Мы пришли на вершину холма; с обеих сторон от тропы были густые заросли ежевики и дрока высотой мне по плечо. Невдалеке внизу мы видели огни Эксмута, но между ним и нами сияла прожекторами и аккуратно проложенными дорогами огромная стоянка для автофургонов, похожая скорее на тюрьму, чем на место для отдыха. Нам ничего другого не оставалось – мы перелезли через проволочную сетку на поле для гольфа. Шестнадцатая лунка как будто специально была предназначена для стоянки.

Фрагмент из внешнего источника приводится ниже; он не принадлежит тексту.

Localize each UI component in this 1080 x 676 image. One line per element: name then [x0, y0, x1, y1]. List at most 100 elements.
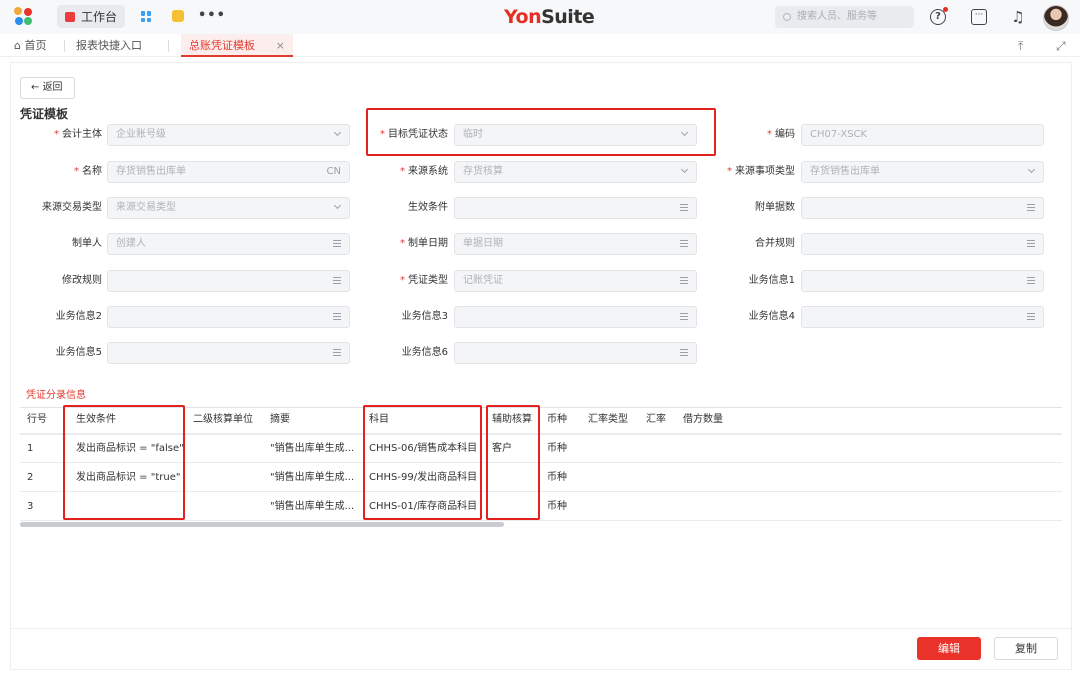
form-field-value: 记账凭证: [463, 275, 503, 286]
close-icon[interactable]: ×: [276, 34, 285, 57]
footer-divider: [10, 628, 1072, 629]
form-label-text: 凭证类型: [408, 275, 448, 286]
tab-home[interactable]: ⌂ 首页: [14, 34, 46, 57]
tab-voucher-template-label: 总账凭证模板: [189, 39, 255, 52]
highlight-account-column: [363, 405, 482, 520]
cell-summary: "销售出库单生成...: [270, 443, 355, 454]
expand-icon[interactable]: ⤢: [1056, 39, 1066, 54]
form-field[interactable]: 单据日期: [454, 233, 697, 255]
back-button[interactable]: ← 返回: [20, 77, 75, 99]
list-icon: [1027, 313, 1035, 320]
form-label-text: 会计主体: [62, 129, 102, 140]
user-avatar[interactable]: [1043, 5, 1069, 31]
form-field[interactable]: [454, 197, 697, 219]
chevron-down-icon: [680, 165, 689, 174]
form-field-value: 来源交易类型: [116, 202, 176, 213]
list-icon: [680, 313, 688, 320]
arrow-left-icon: ←: [31, 82, 43, 93]
subsection-title: 凭证分录信息: [26, 390, 86, 401]
form-label: 制单人: [12, 233, 102, 255]
form-label-text: 业务信息3: [401, 311, 448, 322]
form-field[interactable]: [107, 342, 350, 364]
form-field[interactable]: 记账凭证: [454, 270, 697, 292]
cell-currency: 币种: [547, 443, 567, 454]
form-field[interactable]: [801, 197, 1044, 219]
list-icon: [1027, 277, 1035, 284]
help-icon[interactable]: ?: [930, 7, 948, 25]
form-label-text: 业务信息1: [748, 275, 795, 286]
form-field[interactable]: [801, 270, 1044, 292]
global-search-input[interactable]: 搜索人员、服务等: [775, 6, 914, 28]
form-field[interactable]: 创建人: [107, 233, 350, 255]
home-icon: ⌂: [14, 39, 25, 52]
more-icon[interactable]: •••: [198, 8, 226, 23]
form-field[interactable]: [801, 306, 1044, 328]
form-field[interactable]: 来源交易类型: [107, 197, 350, 219]
customer-service-icon[interactable]: ♫: [1010, 9, 1026, 25]
tab-divider: [168, 40, 169, 52]
form-field[interactable]: 存货销售出库单: [801, 161, 1044, 183]
upload-icon[interactable]: ⤒: [1018, 39, 1023, 54]
form-field-value: 存货核算: [463, 166, 503, 177]
form-field[interactable]: [107, 306, 350, 328]
form-field[interactable]: [107, 270, 350, 292]
col-header-rate: 汇率: [646, 414, 666, 425]
highlight-aux-column: [486, 405, 540, 520]
form-field[interactable]: [454, 342, 697, 364]
form-label-text: 名称: [82, 166, 102, 177]
language-suffix: CN: [326, 166, 341, 177]
brand-logo: YonSuite: [504, 6, 595, 28]
form-label-text: 生效条件: [408, 202, 448, 213]
favorites-icon[interactable]: [172, 10, 184, 22]
tab-divider: [64, 40, 65, 52]
form-label: 附单据数: [705, 197, 795, 219]
workbench-tab[interactable]: 工作台: [57, 5, 125, 28]
copy-button[interactable]: 复制: [994, 637, 1058, 660]
form-field[interactable]: 企业账号级: [107, 124, 350, 146]
edit-button[interactable]: 编辑: [917, 637, 981, 660]
tab-report-shortcut[interactable]: 报表快捷入口: [76, 34, 142, 57]
search-placeholder: 搜索人员、服务等: [797, 11, 877, 22]
list-icon: [1027, 204, 1035, 211]
form-field[interactable]: 存货核算: [454, 161, 697, 183]
search-icon: [783, 13, 791, 21]
form-label-text: 来源系统: [408, 166, 448, 177]
cell-currency: 币种: [547, 472, 567, 483]
list-icon: [1027, 240, 1035, 247]
form-field[interactable]: [801, 233, 1044, 255]
app-logo-icon[interactable]: [14, 7, 34, 27]
cell-summary: "销售出库单生成...: [270, 501, 355, 512]
form-field[interactable]: [454, 306, 697, 328]
form-label: * 名称: [12, 161, 102, 183]
form-label: 业务信息2: [12, 306, 102, 328]
chevron-down-icon: [1027, 165, 1036, 174]
form-label-text: 制单人: [72, 238, 102, 249]
form-label-text: 业务信息6: [401, 347, 448, 358]
required-mark: *: [400, 275, 405, 286]
list-icon: [680, 349, 688, 356]
horizontal-scrollbar[interactable]: [20, 522, 504, 527]
form-field-value: 存货销售出库单: [116, 166, 186, 177]
form-label: * 编码: [705, 124, 795, 146]
form-field[interactable]: CH07-XSCK: [801, 124, 1044, 146]
required-mark: *: [74, 166, 79, 177]
highlight-condition-column: [63, 405, 185, 520]
tab-voucher-template[interactable]: 总账凭证模板 ×: [181, 34, 293, 57]
form-label: 合并规则: [705, 233, 795, 255]
highlight-target-status: [366, 108, 716, 156]
workbench-label: 工作台: [81, 10, 118, 24]
form-label-text: 来源交易类型: [42, 202, 102, 213]
form-field-value: 企业账号级: [116, 129, 166, 140]
form-label-text: 业务信息5: [55, 347, 102, 358]
list-icon: [680, 277, 688, 284]
brand-main: Yon: [504, 6, 542, 28]
form-label-text: 修改规则: [62, 275, 102, 286]
brand-sub: Suite: [541, 6, 595, 28]
notification-dot: [943, 7, 948, 12]
apps-grid-icon[interactable]: [141, 11, 152, 22]
back-label: 返回: [42, 82, 63, 93]
col-header-summary: 摘要: [270, 414, 290, 425]
form-label-text: 附单据数: [755, 202, 795, 213]
message-icon[interactable]: ···: [971, 9, 987, 25]
form-field[interactable]: 存货销售出库单 CN: [107, 161, 350, 183]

Идеально ровная полянка с короткой, мягкой как бархат травкой, да еще и со скамейкой. Великолепно. Стояла полная темнота, которую изредка прерывал только отблеск огней снизу. Поле для гольфа уходило вглубь полуострова, но со стороны моря между нами и тропой рос густой кустарник – как раз достаточно, чтобы укрыть нас от глаз утренних собачников. Если мы уйдем до появления гольфистов, все будет нормально.
Стойки вывалились из своего чехла с обычным грохотом. Смысла соблюдать тишину не было – ближайшее жилье находилось в миле, не меньше, разве что какой-то дом спрятался в зарослях дрока, что казалось сомнительным. В любом случае на протяжении всего пути у нас не возникало никаких проблем с людьми; нам встречались опасные скалы, муравьи-людоеды, чрезмерно дружелюбные собаки, но с людьми проблем не было. Однако шорох в кустах заставил нас насторожиться. Мы замерли на месте, прислушиваясь. Это мог быть барсук или лиса – и тех, и других здесь водилось в изобилии, и они не были поводом для беспокойства. Шорох раздался вновь, на этот раз на несколько метров левее. Шум двигался вдоль забора, окружающего поле, и раздавался из кустов, не с тропы. Может быть, это олень или мунтжак? Над кустами появилась чья-то голова, затем вновь исчезла – или нам это померещилось? Мы скорчились на земле, прячась под кустами терновника. Затем мы ясно увидели его. Высокая черная фигура, приникнув к забору, всматривалась в поле для гольфа; огни снизу подсветили седые волосы. Пока он стоял неподвижно, мы больше ничего не слышали, и понадеялись, что он был один, хотя с ним могли быть и другие, прятавшиеся и выжидавшие в темноте. Мы продолжали сидеть, не шевелясь, стараясь не дышать слишком громко. Он пошел обратно вдоль забора. Возможно, ушел совсем? Мы прождали целую вечность, но наконец не смогли больше сидеть на корточках и поднялись на ноги. Человек пулей вылетел из дрока в двух метрах перед нами и спиной вперед исчез в кустах. Мы слышали, как он ломится сквозь них, а затем убегает по тропе. Собирается ли он вернуться? И если да, то один или с подкреплением? Не осмеливаясь поставить палатку, мы сидели на скамейке, каждую секунду ожидая его возвращения с подмогой.
К полуночи мы сдались и всё же поставили палатку, замерзшие и промокшие от выпавшей росы. Мы слишком устали, чтобы готовить, поэтому съели по шоколадке, но еще не уснули, когда услышали глухой рокот, похожий на отдаленные раскаты грома. Это был не просто звук, а вибрация, исходившая от земли. Неужели это он возвращается назад с целой армией? Мы лежали, не шевелясь, и ждали, но ничего не произошло. Выбравшись из палатки, при свете звезд мы не услышали и не увидели ничего, кроме маленькой лодки, входившей в залив.
На следующее утро мы собрали палатку еще до шести и устроились на скамейке, чтобы выпить чаю. Солнце только-только вставало над горизонтом, заливая красные скалы глубокими тонами ржавчины и освещая шестнадцатую лунку. Не считая потревоженной росы, вокруг не было никаких признаков нашего пребывания здесь – мы уже давно превратили главное правило «дикого» походника – не оставлять никаких следов – в настоящее искусство. Невдалеке по полю шел мужчина с двумя собаками, неторопливо двигаясь от лунки к лунке, но явно приближаясь к нам. Наконец он подошел вплотную.